Which clinical skills transfer, and which get in the way
Surgical training builds real, transferable strengths. Neurosurgeons tend toward a calculated risk tolerance and a drive to fix things. But not everything carries over. The operating room is a top-down hierarchy where the surgeon is the boss, and that command-and-control instinct does not translate well to inspiring a team or building a lasting company. Knowing the difference, he says, is part of the self-reflection work every clinician-founder has to do.
The advice: just get started
For physicians sitting with the same restlessness he once felt, Dr. Grant’s most practical advice is also the simplest. People find a thousand reasons not to start, which only preserves the status quo. You cannot ride a bike unless it is moving — forward motion is what keeps you upright. Getting started rarely means quitting tomorrow. Courage is not the absence of fear, it is acting when fear is present. The people who make these moves are not fearless. They are scared, and they do it anyway.

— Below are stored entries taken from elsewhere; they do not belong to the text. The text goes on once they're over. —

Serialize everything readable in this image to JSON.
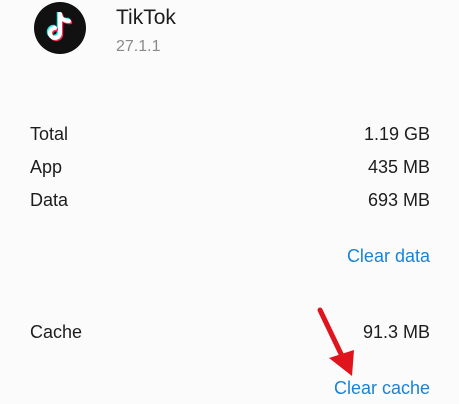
{
  "app": {
    "name": "TikTok",
    "version": "27.1.1",
    "icon": "tiktok-logo-icon"
  },
  "storage": {
    "rows": [
      {
        "label": "Total",
        "value": "1.19 GB"
      },
      {
        "label": "App",
        "value": "435 MB"
      },
      {
        "label": "Data",
        "value": "693 MB"
      }
    ],
    "clear_data_label": "Clear data",
    "cache": {
      "label": "Cache",
      "value": "91.3 MB"
    },
    "clear_cache_label": "Clear cache"
  },
  "colors": {
    "link": "#1a83d6",
    "annotation_arrow": "#e0141c",
    "icon_bg": "#111111"
  }
}
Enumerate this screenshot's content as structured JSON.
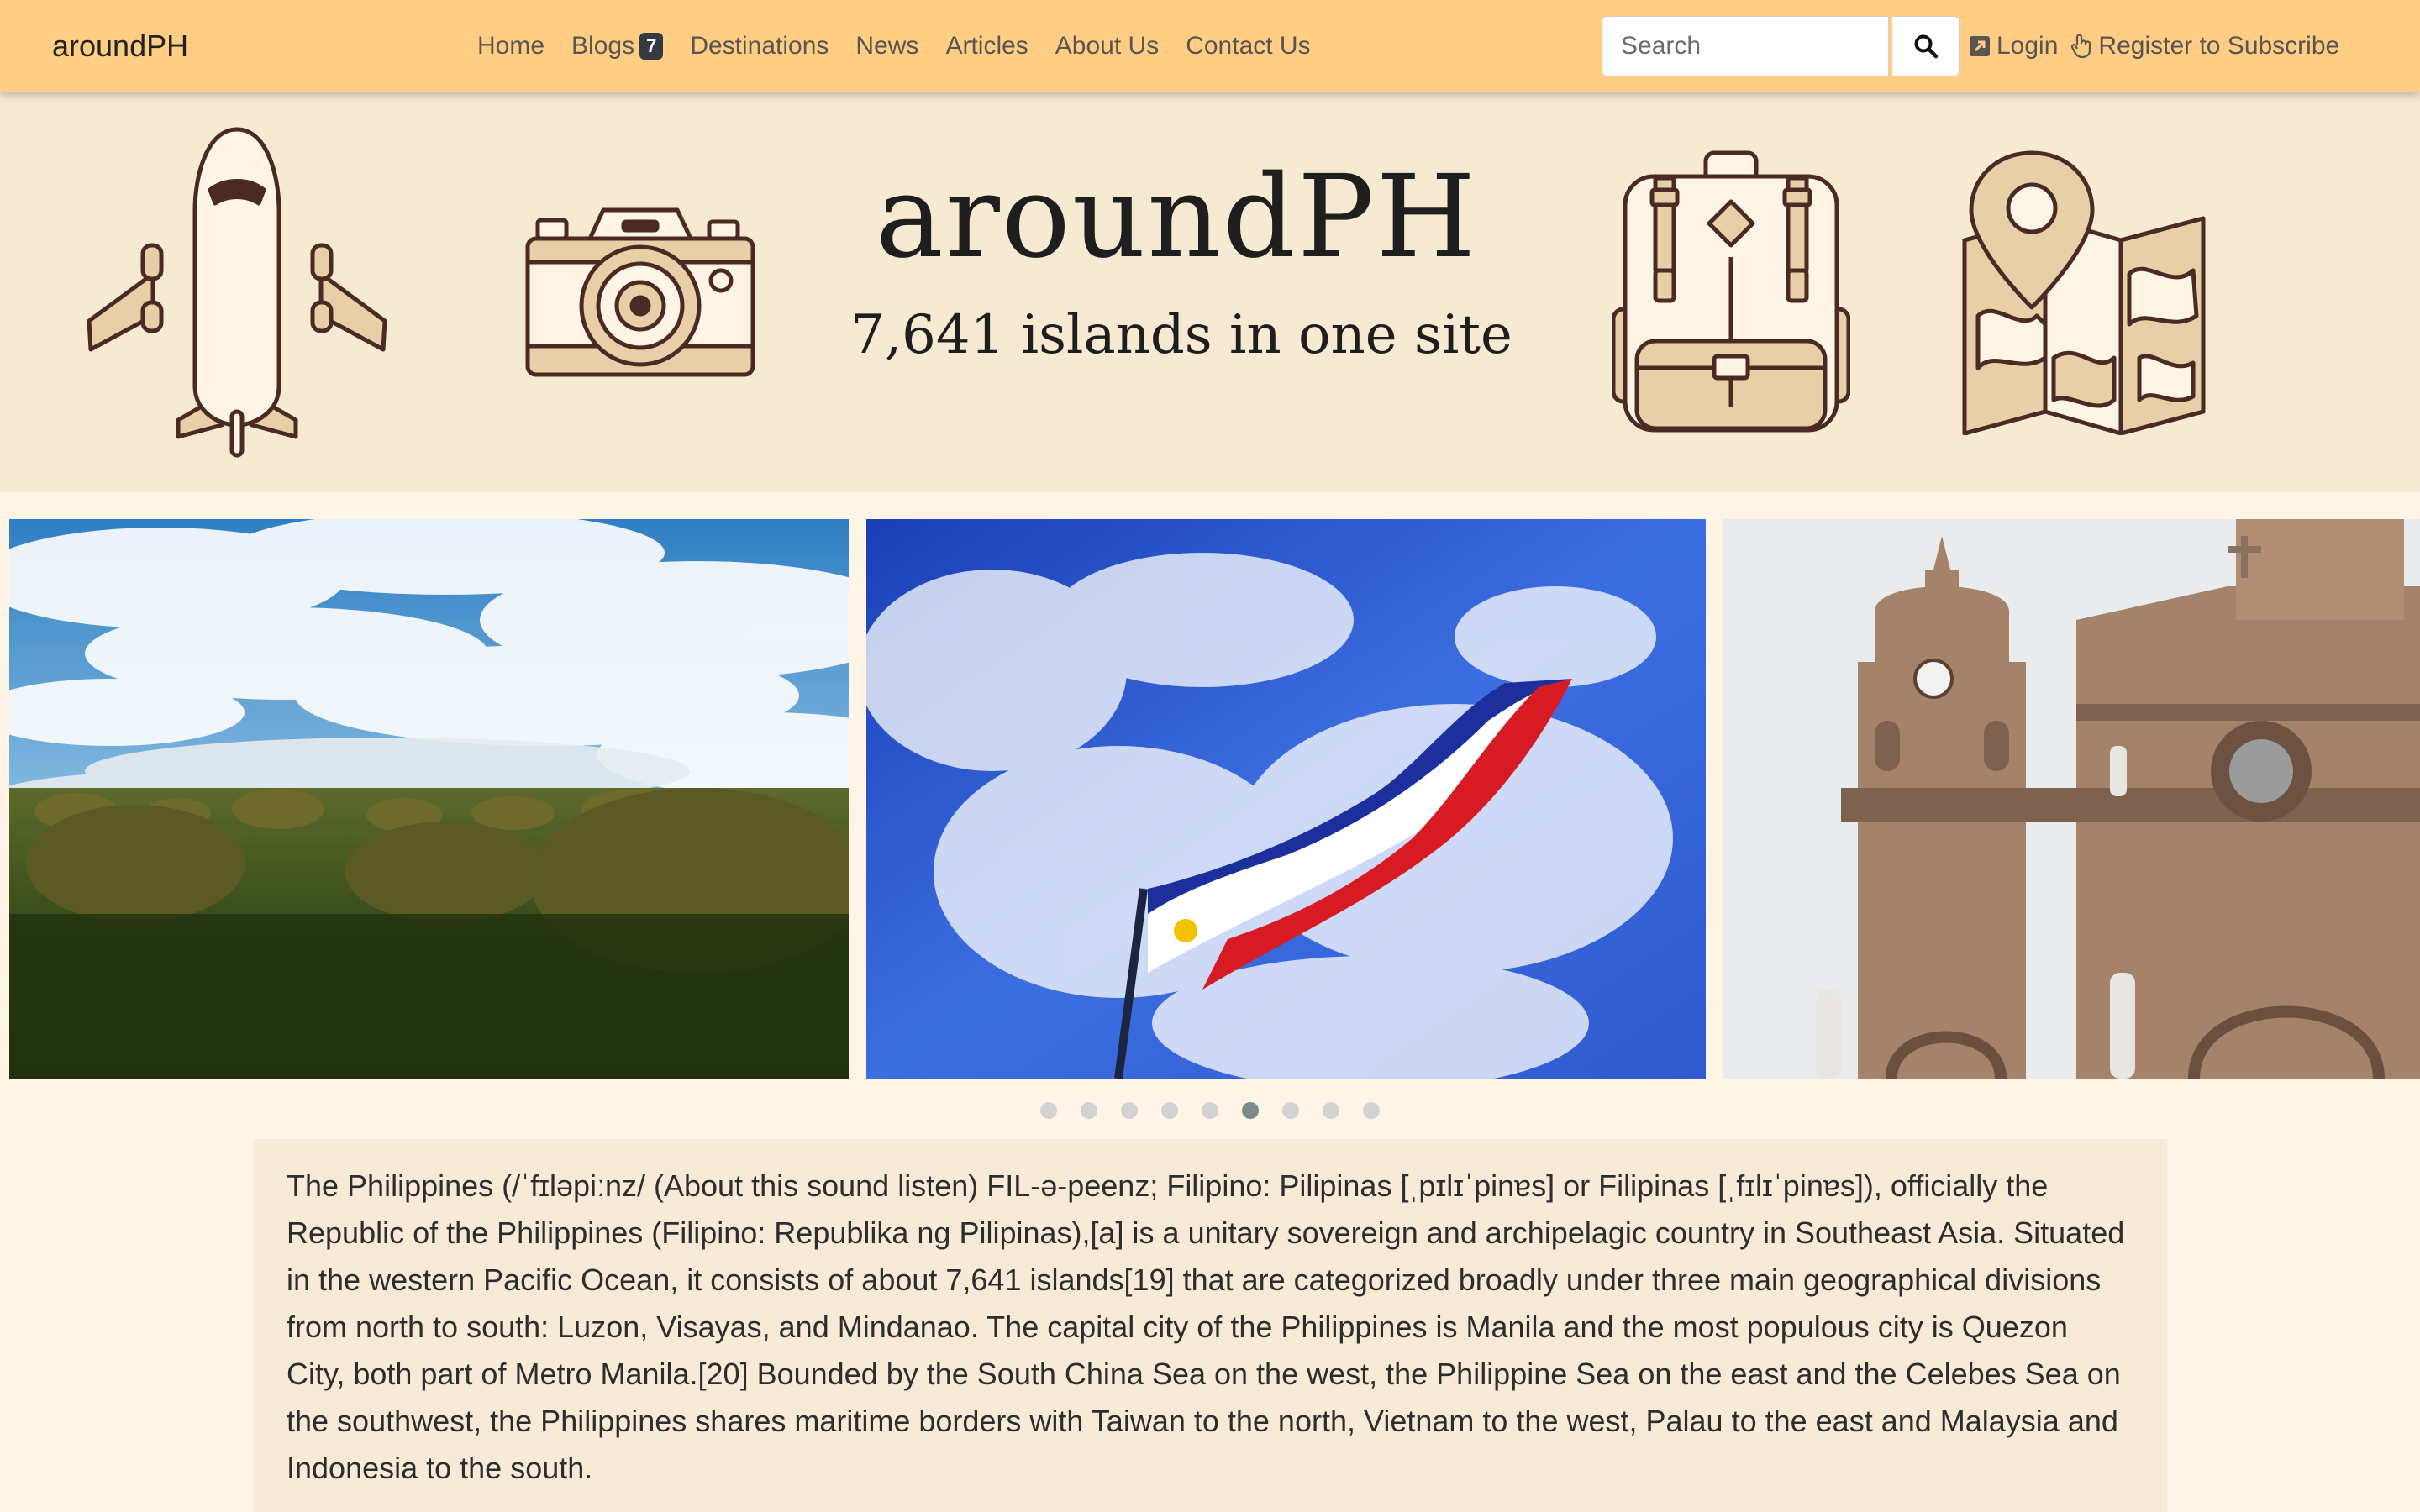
{
  "brand": "aroundPH",
  "nav": {
    "home": "Home",
    "blogs": "Blogs",
    "blogs_badge": "7",
    "destinations": "Destinations",
    "news": "News",
    "articles": "Articles",
    "about": "About Us",
    "contact": "Contact Us"
  },
  "search": {
    "placeholder": "Search",
    "value": ""
  },
  "auth": {
    "login": "Login",
    "register": "Register to Subscribe"
  },
  "hero": {
    "title": "aroundPH",
    "subtitle": "7,641 islands in one site",
    "icons": [
      "airplane-icon",
      "camera-icon",
      "backpack-icon",
      "map-icon"
    ]
  },
  "carousel": {
    "slides": [
      "chocolate-hills-photo",
      "philippine-flag-photo",
      "manila-cathedral-photo"
    ],
    "dot_count": 9,
    "active_index": 5
  },
  "intro": {
    "text": "The Philippines (/ˈfɪləpiːnz/ (About this sound listen) FIL-ə-peenz; Filipino: Pilipinas [ˌpɪlɪˈpinɐs] or Filipinas [ˌfɪlɪˈpinɐs]), officially the Republic of the Philippines (Filipino: Republika ng Pilipinas),[a] is a unitary sovereign and archipelagic country in Southeast Asia. Situated in the western Pacific Ocean, it consists of about 7,641 islands[19] that are categorized broadly under three main geographical divisions from north to south: Luzon, Visayas, and Mindanao. The capital city of the Philippines is Manila and the most populous city is Quezon City, both part of Metro Manila.[20] Bounded by the South China Sea on the west, the Philippine Sea on the east and the Celebes Sea on the southwest, the Philippines shares maritime borders with Taiwan to the north, Vietnam to the west, Palau to the east and Malaysia and Indonesia to the south."
  },
  "colors": {
    "navbar": "#ffce84",
    "hero_bg": "#f6ead2",
    "page_bg": "#fff5e6",
    "icon_stroke": "#4a2a22",
    "icon_fill": "#e7cfa8"
  }
}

What he is betting on next
Looking ahead, Dr. Grant is most interested in the unglamorous layers of health care. The infrastructure — billing, claims, coding, documentation, and data exchange — is broken and ripe for rebuilding. He wants tools that make clinicians’ lives easier and keep them current. AI, he believes, will reshape health care more profoundly than the internet did, with real opportunity in everything from decision support to drug repurposing.